Meg wandered up the stairs to her mother. She was weary with life, and things were not going her way. The more she thought about her time with Frankie Pearson, the more Brenda Jones’ words rang true. She had better keep her feet on the ground and know what she was and who she was. She’d never be anything other than a working-class lass who worked in a bakery and not perhaps long doing that if Ted Lund found out that she had stolen a shilling off him. Although she hadn’t meant to steal it, just borrow, where she would get a shilling to repay him she didn’t know. She couldn’t just take a shilling less – they needed her whole wage, and more. It seemed that the more she tried to mend her lot, the deeper she got herself into trouble, she thought, as she tried to smile at her mother then sat down by her side.
‘Did I hear you saying to Sarah that Daisy has found her a job? We shouldn’t encourage her to leave school; the authorities will be after us if they find out,’ Agnes said.
Meg gave a deep sigh. ‘If they come hunting for us they will be doing the same to half the families in Leeds, Mam. Besides, in a few weeks, she will have officially left and at least if she goes now she’s got a job to walk into. That is if she behaves herself when she gets offered it. I let her go and tell Harry her news; she can’t be parted from that lad no matter what, and they are as thick as thieves, those two. He’s still at work so she’ll go back later. Perhaps when she goes to work at the mill in Hunslet she’ll find some new friends and recognize that Harry is not the only one in the world.’
‘What about your French fella, our Meg? Have you heard from him of late?’ Agnes asked and saw the sadness on her daughter’s face.
‘No, I haven’t, Mam. I don’t think I’ll be seeing or hearing from him again. I’m not right for him and he’s not right for me. We should leave one another alone. Besides, I don’t need a man in my life.’ Meg gave a weak smile and pulled the covers up over her mother.

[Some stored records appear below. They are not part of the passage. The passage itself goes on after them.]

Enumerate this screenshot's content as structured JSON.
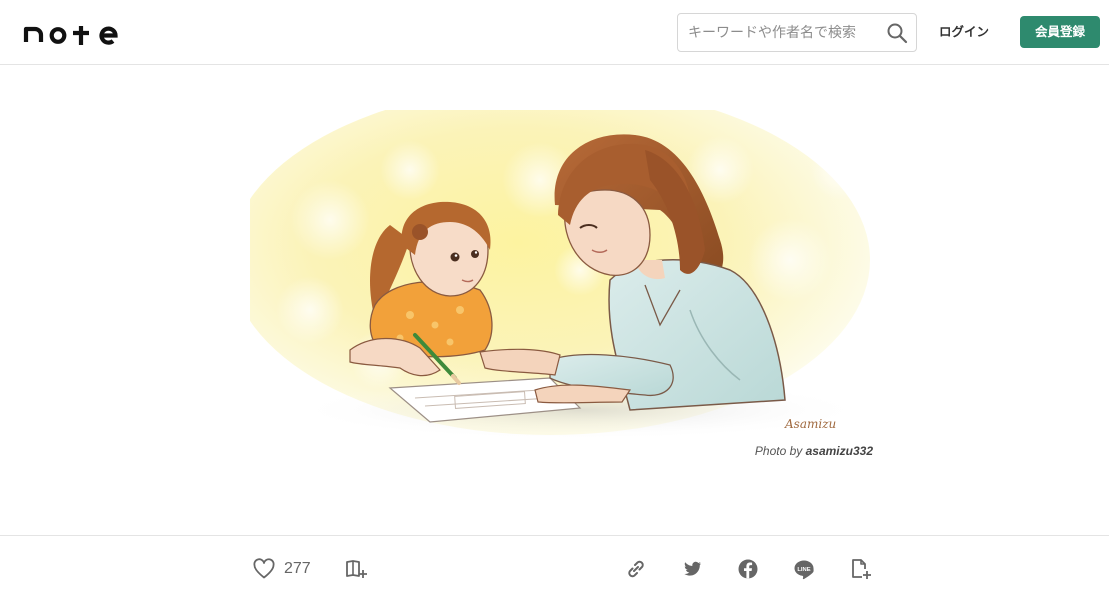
{
  "header": {
    "logo_text": "note",
    "search_placeholder": "キーワードや作者名で検索",
    "login_label": "ログイン",
    "signup_label": "会員登録"
  },
  "hero": {
    "caption_prefix": "Photo by",
    "caption_author": "asamizu332",
    "signature": "Asamizu"
  },
  "actions": {
    "like_count": "277"
  },
  "colors": {
    "brand_green": "#2e8a6e",
    "icon_gray": "#6b6b6b",
    "border": "#e4e4e4"
  },
  "icons": [
    "search-icon",
    "heart-icon",
    "magazine-add-icon",
    "link-icon",
    "twitter-icon",
    "facebook-icon",
    "line-icon",
    "file-add-icon"
  ]
}
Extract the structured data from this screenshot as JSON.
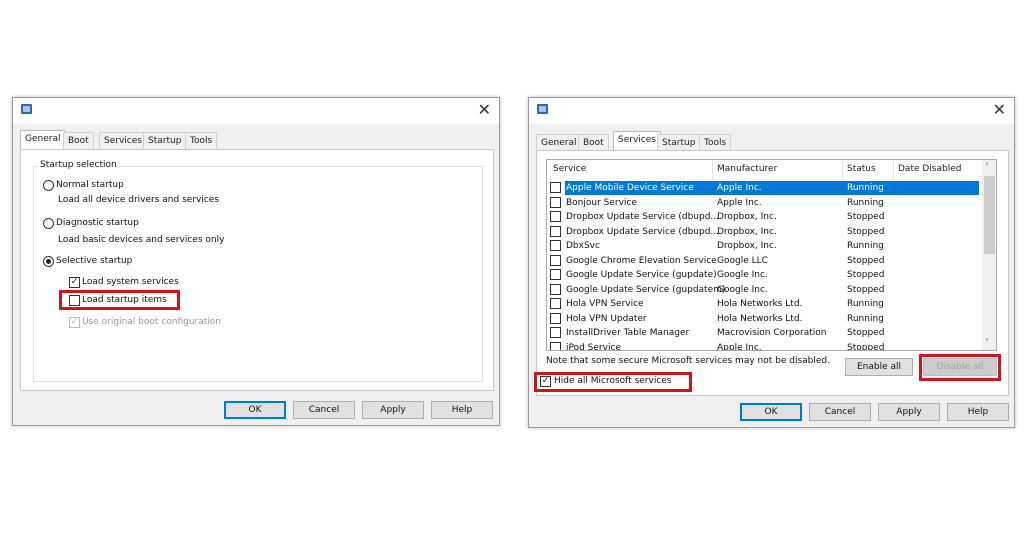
{
  "left_dialog": {
    "tabs": [
      "General",
      "Boot",
      "Services",
      "Startup",
      "Tools"
    ],
    "active_tab": "General",
    "group_title": "Startup selection",
    "normal": {
      "label": "Normal startup",
      "desc": "Load all device drivers and services",
      "selected": false
    },
    "diagnostic": {
      "label": "Diagnostic startup",
      "desc": "Load basic devices and services only",
      "selected": false
    },
    "selective": {
      "label": "Selective startup",
      "selected": true
    },
    "load_system_services": {
      "label": "Load system services",
      "checked": true
    },
    "load_startup_items": {
      "label": "Load startup items",
      "checked": false
    },
    "use_original_boot": {
      "label": "Use original boot configuration",
      "checked": true,
      "disabled": true
    },
    "buttons": {
      "ok": "OK",
      "cancel": "Cancel",
      "apply": "Apply",
      "help": "Help"
    }
  },
  "right_dialog": {
    "tabs": [
      "General",
      "Boot",
      "Services",
      "Startup",
      "Tools"
    ],
    "active_tab": "Services",
    "columns": [
      "Service",
      "Manufacturer",
      "Status",
      "Date Disabled"
    ],
    "rows": [
      {
        "service": "Apple Mobile Device Service",
        "manufacturer": "Apple Inc.",
        "status": "Running",
        "selected": true
      },
      {
        "service": "Bonjour Service",
        "manufacturer": "Apple Inc.",
        "status": "Running"
      },
      {
        "service": "Dropbox Update Service (dbupd...",
        "manufacturer": "Dropbox, Inc.",
        "status": "Stopped"
      },
      {
        "service": "Dropbox Update Service (dbupd...",
        "manufacturer": "Dropbox, Inc.",
        "status": "Stopped"
      },
      {
        "service": "DbxSvc",
        "manufacturer": "Dropbox, Inc.",
        "status": "Running"
      },
      {
        "service": "Google Chrome Elevation Service",
        "manufacturer": "Google LLC",
        "status": "Stopped"
      },
      {
        "service": "Google Update Service (gupdate)",
        "manufacturer": "Google Inc.",
        "status": "Stopped"
      },
      {
        "service": "Google Update Service (gupdatem)",
        "manufacturer": "Google Inc.",
        "status": "Stopped"
      },
      {
        "service": "Hola VPN Service",
        "manufacturer": "Hola Networks Ltd.",
        "status": "Running"
      },
      {
        "service": "Hola VPN Updater",
        "manufacturer": "Hola Networks Ltd.",
        "status": "Running"
      },
      {
        "service": "InstallDriver Table Manager",
        "manufacturer": "Macrovision Corporation",
        "status": "Stopped"
      },
      {
        "service": "iPod Service",
        "manufacturer": "Apple Inc.",
        "status": "Stopped"
      }
    ],
    "note": "Note that some secure Microsoft services may not be disabled.",
    "enable_all": "Enable all",
    "disable_all": "Disable all",
    "hide_ms": {
      "label": "Hide all Microsoft services",
      "checked": true
    },
    "buttons": {
      "ok": "OK",
      "cancel": "Cancel",
      "apply": "Apply",
      "help": "Help"
    }
  },
  "colors": {
    "highlight": "#d0141e",
    "selection": "#0078d7"
  }
}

‘Someday you will, my Meg. Make sure you look after yourself as well as everybody else. The best years just fly by and before you know it, your life is over and you have passed so many opportunities by. Grab life with both hands, my lass, while you can and hold your head up high. You are just as good as anyone else, and don’t let anyone tell you any different.’
Agnes patted her daughter’s hand and closed her eyes. She’d heard her crying downstairs. She guessed Meg’s Frenchman had broken her heart, although she would never tell her that she knew, leastwise not till Meg felt she could talk to her about it.
She’d find true love, she was too bonny a lass not to and she had her head screwed on right when it came to money and life. It wasn’t Meg that Agnes fretted about. It was her other daughter, strong-willed like her real father. Hopefully if she got a job she would be more settled.